Yang notes that the development of commercial and industrial society has been accompanied by the dissolution of agricultural society, the breakdown of the family structure, and the introduction of cold, mercenary interpersonal relationships. With nowhere to call home, Chinese people need a new type of relationship, and 21st-century public charity is a sort of spiritual need.

"As the beneficiary of liberty and equality, an entrepreneur's next step should be the path to fraternity. Fraternity is a method to construct a model for public life," Yang explains.

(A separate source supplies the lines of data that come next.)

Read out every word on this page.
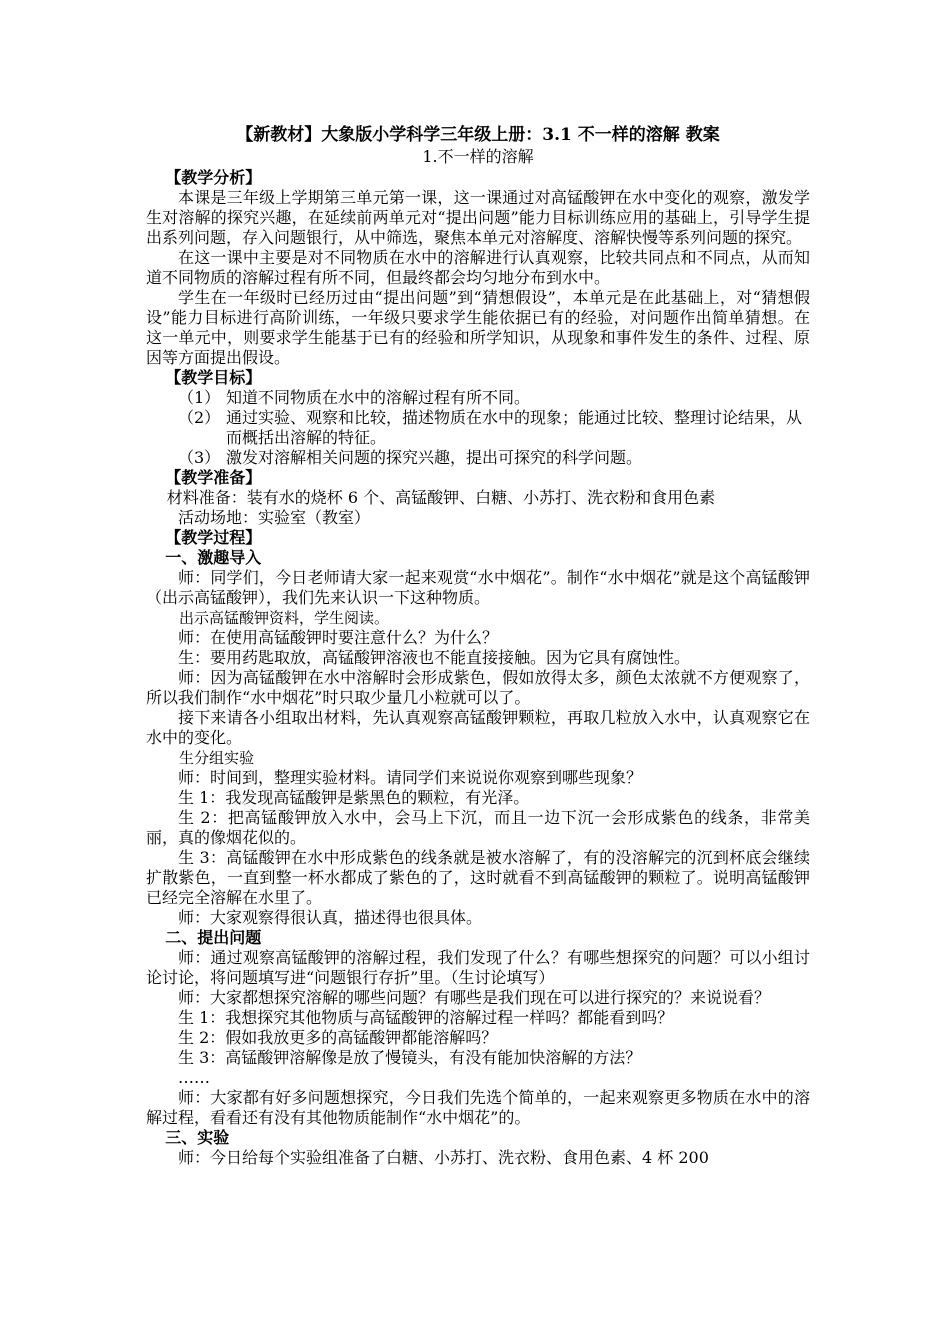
【新教材】大象版小学科学三年级上册：3.1 不一样的溶解 教案

1.不一样的溶解

【教学分析】

本课是三年级上学期第三单元第一课，这一课通过对高锰酸钾在水中变化的观察，激发学生对溶解的探究兴趣，在延续前两单元对“提出问题”能力目标训练应用的基础上，引导学生提出系列问题，存入问题银行，从中筛选，聚焦本单元对溶解度、溶解快慢等系列问题的探究。

在这一课中主要是对不同物质在水中的溶解进行认真观察，比较共同点和不同点，从而知道不同物质的溶解过程有所不同，但最终都会均匀地分布到水中。

学生在一年级时已经历过由“提出问题”到“猜想假设”，本单元是在此基础上，对“猜想假设”能力目标进行高阶训练，一年级只要求学生能依据已有的经验，对问题作出简单猜想。在这一单元中，则要求学生能基于已有的经验和所学知识，从现象和事件发生的条件、过程、原因等方面提出假设。

【教学目标】

（1） 知道不同物质在水中的溶解过程有所不同。
（2） 通过实验、观察和比较，描述物质在水中的现象；能通过比较、整理讨论结果，从而概括出溶解的特征。
（3） 激发对溶解相关问题的探究兴趣，提出可探究的科学问题。

【教学准备】

材料准备：装有水的烧杯 6 个、高锰酸钾、白糖、小苏打、洗衣粉和食用色素

活动场地：实验室（教室）

【教学过程】

一、激趣导入

师：同学们，今日老师请大家一起来观赏“水中烟花”。制作“水中烟花”就是这个高锰酸钾（出示高锰酸钾），我们先来认识一下这种物质。

出示高锰酸钾资料，学生阅读。

师：在使用高锰酸钾时要注意什么？为什么？

生：要用药匙取放，高锰酸钾溶液也不能直接接触。因为它具有腐蚀性。

师：因为高锰酸钾在水中溶解时会形成紫色，假如放得太多，颜色太浓就不方便观察了，所以我们制作“水中烟花”时只取少量几小粒就可以了。

接下来请各小组取出材料，先认真观察高锰酸钾颗粒，再取几粒放入水中，认真观察它在水中的变化。

生分组实验

师：时间到，整理实验材料。请同学们来说说你观察到哪些现象？

生 1：我发现高锰酸钾是紫黑色的颗粒，有光泽。

生 2：把高锰酸钾放入水中，会马上下沉，而且一边下沉一会形成紫色的线条，非常美丽，真的像烟花似的。

生 3：高锰酸钾在水中形成紫色的线条就是被水溶解了，有的没溶解完的沉到杯底会继续扩散紫色，一直到整一杯水都成了紫色的了，这时就看不到高锰酸钾的颗粒了。说明高锰酸钾已经完全溶解在水里了。

师：大家观察得很认真，描述得也很具体。

二、提出问题

师：通过观察高锰酸钾的溶解过程，我们发现了什么？有哪些想探究的问题？可以小组讨论讨论，将问题填写进“问题银行存折”里。（生讨论填写）

师：大家都想探究溶解的哪些问题？有哪些是我们现在可以进行探究的？来说说看？

生 1：我想探究其他物质与高锰酸钾的溶解过程一样吗？都能看到吗？

生 2：假如我放更多的高锰酸钾都能溶解吗？

生 3：高锰酸钾溶解像是放了慢镜头，有没有能加快溶解的方法？

……

师：大家都有好多问题想探究，今日我们先选个简单的，一起来观察更多物质在水中的溶解过程，看看还有没有其他物质能制作“水中烟花”的。

三、实验

师：今日给每个实验组准备了白糖、小苏打、洗衣粉、食用色素、4 杯 200
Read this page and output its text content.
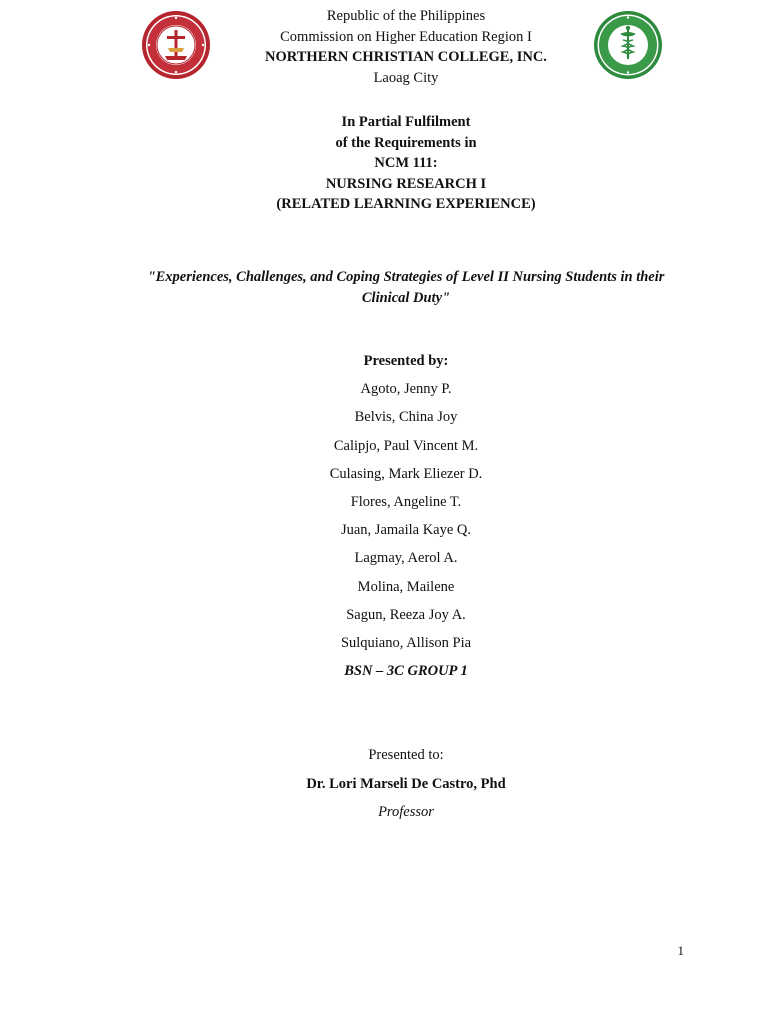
Republic of the Philippines
Commission on Higher Education Region I
NORTHERN CHRISTIAN COLLEGE, INC.
Laoag City
In Partial Fulfilment
of the Requirements in
NCM 111:
NURSING RESEARCH I
(RELATED LEARNING EXPERIENCE)
"Experiences, Challenges, and Coping Strategies of Level II Nursing Students in their
Clinical Duty"
Presented by:
Agoto, Jenny P.
Belvis, China Joy
Calipjo, Paul Vincent M.
Culasing, Mark Eliezer D.
Flores, Angeline T.
Juan, Jamaila Kaye Q.
Lagmay, Aerol A.
Molina, Mailene
Sagun, Reeza Joy A.
Sulquiano, Allison Pia
BSN – 3C GROUP 1
Presented to:
Dr. Lori Marseli De Castro, Phd
Professor
1
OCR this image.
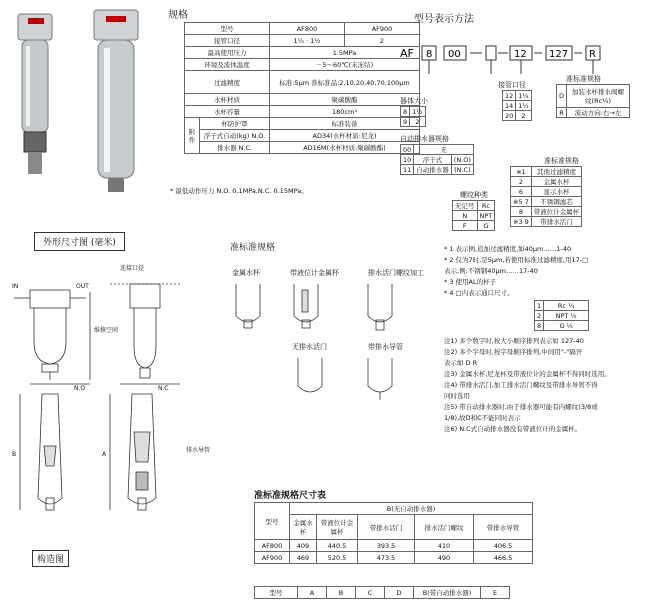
规格
型号		AF800	AF900
接管口径		1¼ · 1½	2
最高使用压力		1.5MPa	
环境及流体温度		－5～60℃(未冻结)	
过滤精度		标准:5μm 准标准品:2,10,20,40,70,100μm	
水杯材质		聚碳酸酯	
水杯容量		180cm³	
附件	杯防护罩	标准装备	
	浮子式自动(kg) N.O.	AD34(水杯材质:尼龙)	
	排水器 N.C.	AD16M(水杯材质:聚碳酸酯)	
* 最低动作压力 N.O. 0.1MPa,N.C. 0.15MPa。
型号表示方法
AF 8 00	12 127 R
准标准规格
D	加装水杯排水阀螺纹(Rc¼)
R	流动方向:右→左
接管口径
12	1¼
14	1½
20	2
器体大小
8	1½
9	2
自动排水器规格
00	无	
10	浮子式	(N.O)
11	自动排水器	(N.C)
螺纹种类
无记号	Rc
N	NPT
F	G
准标准规格
※1	其他过滤精度
2	金属水杯
6	显示水杯
※5 7	不锈钢滤芯
8	带液位计金属杯
※3 9	带排水活门
* 1 表示例,追加过滤精度,如40μm……1-40
* 2 仅为7时,是5μm,若使用标准过滤精度,用17-□
表示,例:不锈钢40μm……17-40
* 3 使用AL的杯子
* 4 □内表示通口尺寸。
1	Rc ¼
2	NPT ¼
8	G ¼
注1) 多个数字时,按大小顺序排列表示如 127-40
注2) 多个字母时,按字母顺序排列,中间用"-"隔开
表示如 D R
注3) 金属水杯,尼龙杯及带液位计的金属杯不得同时选用。
注4) 带排水活门,加工排水活门螺纹及带排水导管不得
同时选用
注5) 带自动排水器时,由于排水器可能有内螺纹(3/8或
1/8),故D和C不能同时表示
注6) N.C式自动排水器没有带液位计的金属杯。
外形尺寸图 (毫米)
连接口径
IN	OUT
维修空间
N.O	N.C
排水导管
B	A
准标准规格
金属水杯	带液位计金属杯	排水活门螺纹加工
无排水活门	带排水导管
准标准规格尺寸表
型号	B(无自动排水器)				
	金属水杯	带液位计金属杯	带排水活门	排水活门螺纹	带排水导管
AF800	409	440.5	393.5	410	406.5
AF900	469	520.5	473.5	490	466.5
构造图
型号	A	B	C	D	B(带自动排水器)	E
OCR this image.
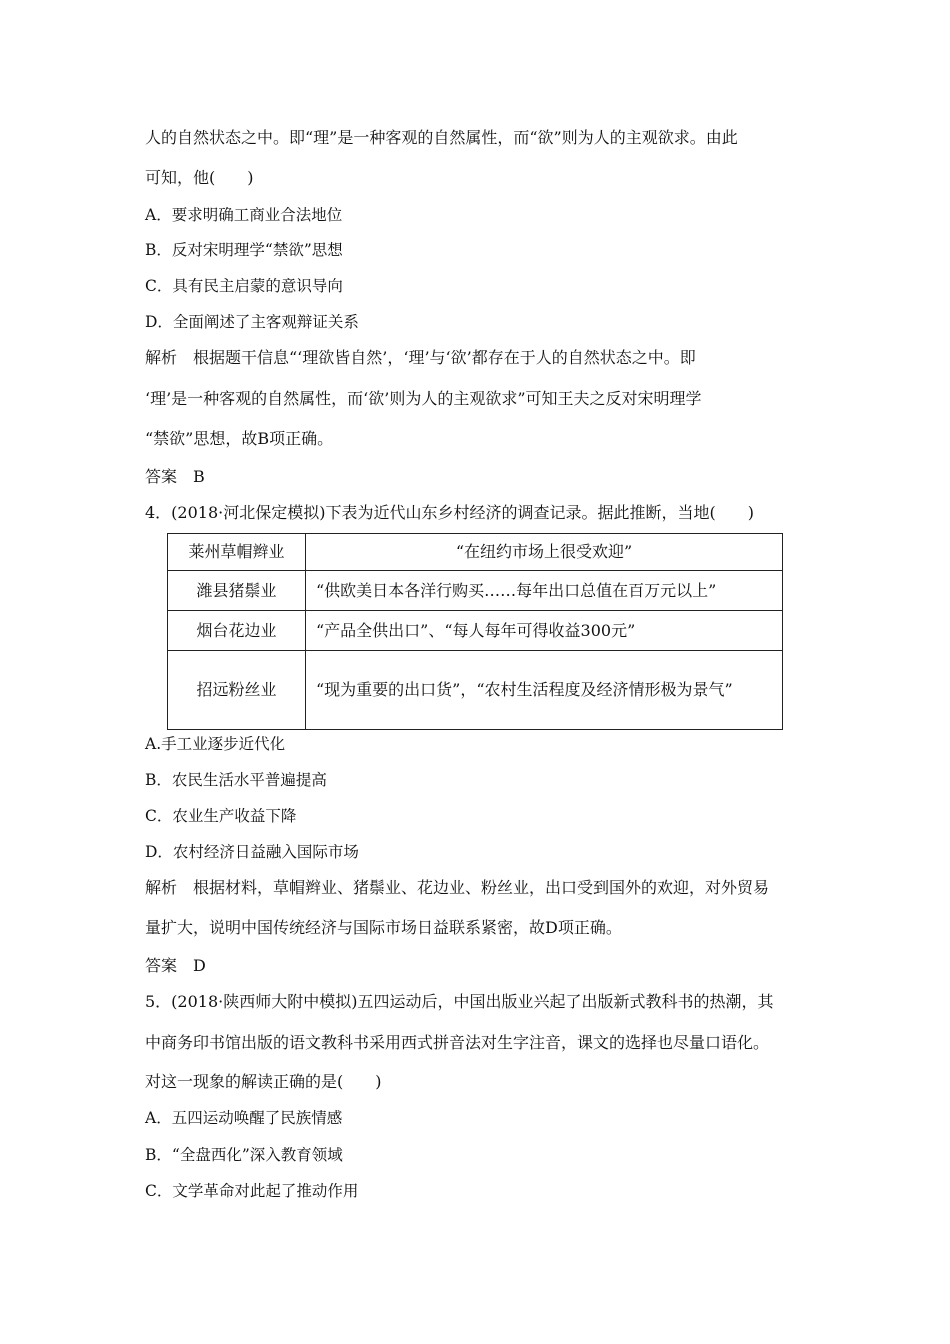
人的自然状态之中。即“理”是一种客观的自然属性，而“欲”则为人的主观欲求。由此
可知，他(　　)
A．要求明确工商业合法地位
B．反对宋明理学“禁欲”思想
C．具有民主启蒙的意识导向
D．全面阐述了主客观辩证关系
解析　根据题干信息“‘理欲皆自然’，‘理’与‘欲’都存在于人的自然状态之中。即
‘理’是一种客观的自然属性，而‘欲’则为人的主观欲求”可知王夫之反对宋明理学
“禁欲”思想，故B项正确。
答案　B
4．(2018·河北保定模拟)下表为近代山东乡村经济的调查记录。据此推断，当地(　　)
莱州草帽辫业	“在纽约市场上很受欢迎”
潍县猪鬃业	“供欧美日本各洋行购买……每年出口总值在百万元以上”
烟台花边业	“产品全供出口”、“每人每年可得收益300元”
招远粉丝业	“现为重要的出口货”，“农村生活程度及经济情形极为景气”
A.手工业逐步近代化
B．农民生活水平普遍提高
C．农业生产收益下降
D．农村经济日益融入国际市场
解析　根据材料，草帽辫业、猪鬃业、花边业、粉丝业，出口受到国外的欢迎，对外贸易
量扩大，说明中国传统经济与国际市场日益联系紧密，故D项正确。
答案　D
5．(2018·陕西师大附中模拟)五四运动后，中国出版业兴起了出版新式教科书的热潮，其
中商务印书馆出版的语文教科书采用西式拼音法对生字注音，课文的选择也尽量口语化。
对这一现象的解读正确的是(　　)
A．五四运动唤醒了民族情感
B．“全盘西化”深入教育领域
C．文学革命对此起了推动作用
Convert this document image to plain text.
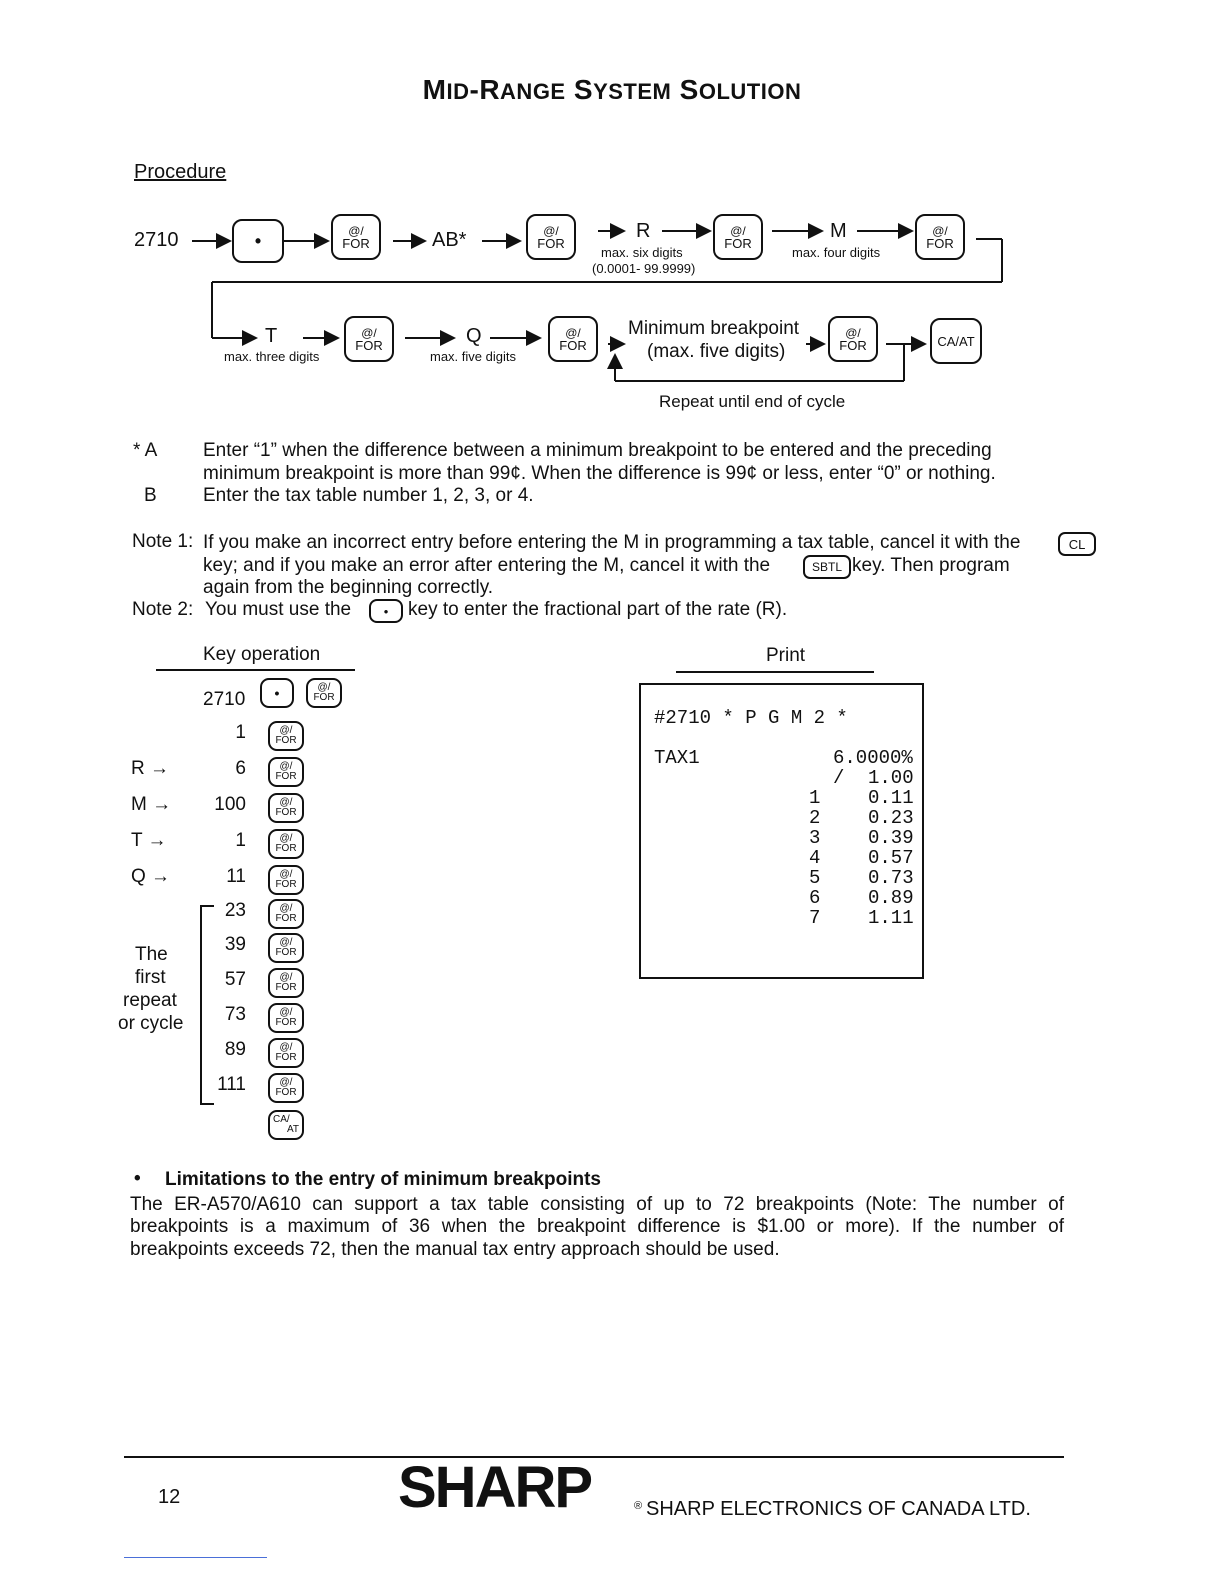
MID-RANGE SYSTEM SOLUTION
Procedure
2710	•
@/
FOR	AB*	@/
FOR
R
max. six digits
(0.0001- 99.9999)
@/
FOR
M
max. four digits
@/
FOR
T
max. three digits
@/
FOR	Q
max. five digits
@/
FOR
Minimum breakpoint
(max. five digits)
@/
FOR	CA/AT
Repeat until end of cycle
* A Enter “1” when the difference between a minimum breakpoint to be entered and the preceding
minimum breakpoint is more than 99¢. When the difference is 99¢ or less, enter “0” or nothing.
B Enter the tax table number 1, 2, 3, or 4.
Note 1: If you make an incorrect entry before entering the M in programming a tax table, cancel it with the	CL
key; and if you make an error after entering the M, cancel it with the	SBTL key. Then program
again from the beginning correctly.
Note 2: You must use the	• key to enter the fractional part of the rate (R).
Key operation
2710 •	@/
FOR
1	@/
FOR
R →	6	@/
FOR
M → 100	@/
FOR
T →	1	@/
FOR
Q →	11	@/
FOR
23	@/
FOR
39	@/
FOR
57	@/
FOR
73	@/
FOR
89	@/
FOR
111	@/
FOR
The
first
repeat
or cycle
CA/
AT
Print
#2710 * P G M 2 *
TAX1	6.0000%
/ 1.00
1	0.11
2	0.23
3	0.39
4	0.57
5	0.73
6	0.89
7	1.11
• Limitations to the entry of minimum breakpoints
The ER-A570/A610 can support a tax table consisting of up to 72 breakpoints (Note: The number of
breakpoints is a maximum of 36 when the breakpoint difference is $1.00 or more). If the number of
breakpoints exceeds 72, then the manual tax entry approach should be used.
12	SHARP	® SHARP ELECTRONICS OF CANADA LTD.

The big winners in three decades of opening and reform, entrepreneurs look to provide the impetus for Chinese society to construct a new mode of public life, where everybody including business people can find security and a good life. With this aspiration in mind, the One Foundation has not only led the way in establishing an infrastructure for private charity work, but also broken new ground in introducing the idea of private charity to China's 1.3 billion population.

"Our greatest challenge is how to satisfy millions of people's expectations and demands of you," Yang remarks. He once encountered someone that donated 10 renminbi and appeared at the foundation's doorstep demanding an audit of the accounts. Others have complained that the nail clipper included in the foundation's care packages, which is worth seven renminbi, is two renminbi too expensive. Due to customer privacy requirements, the foundation is unable to access the contact information of its more than one million contributors, making it unable to send them receipts. This has resulted in griping that its "claims of being a transparent charity are a put-on."

"As an inaugurator, we have to do a good job, and achieve firsts in many areas," says Yang Peng. After an extended time in the devastated Ya'an region, he states earnestly: "All of China is learning to do modern charity work."

The aura of authority implies exceedingly high standards. No missteps are permitted while trailblazing.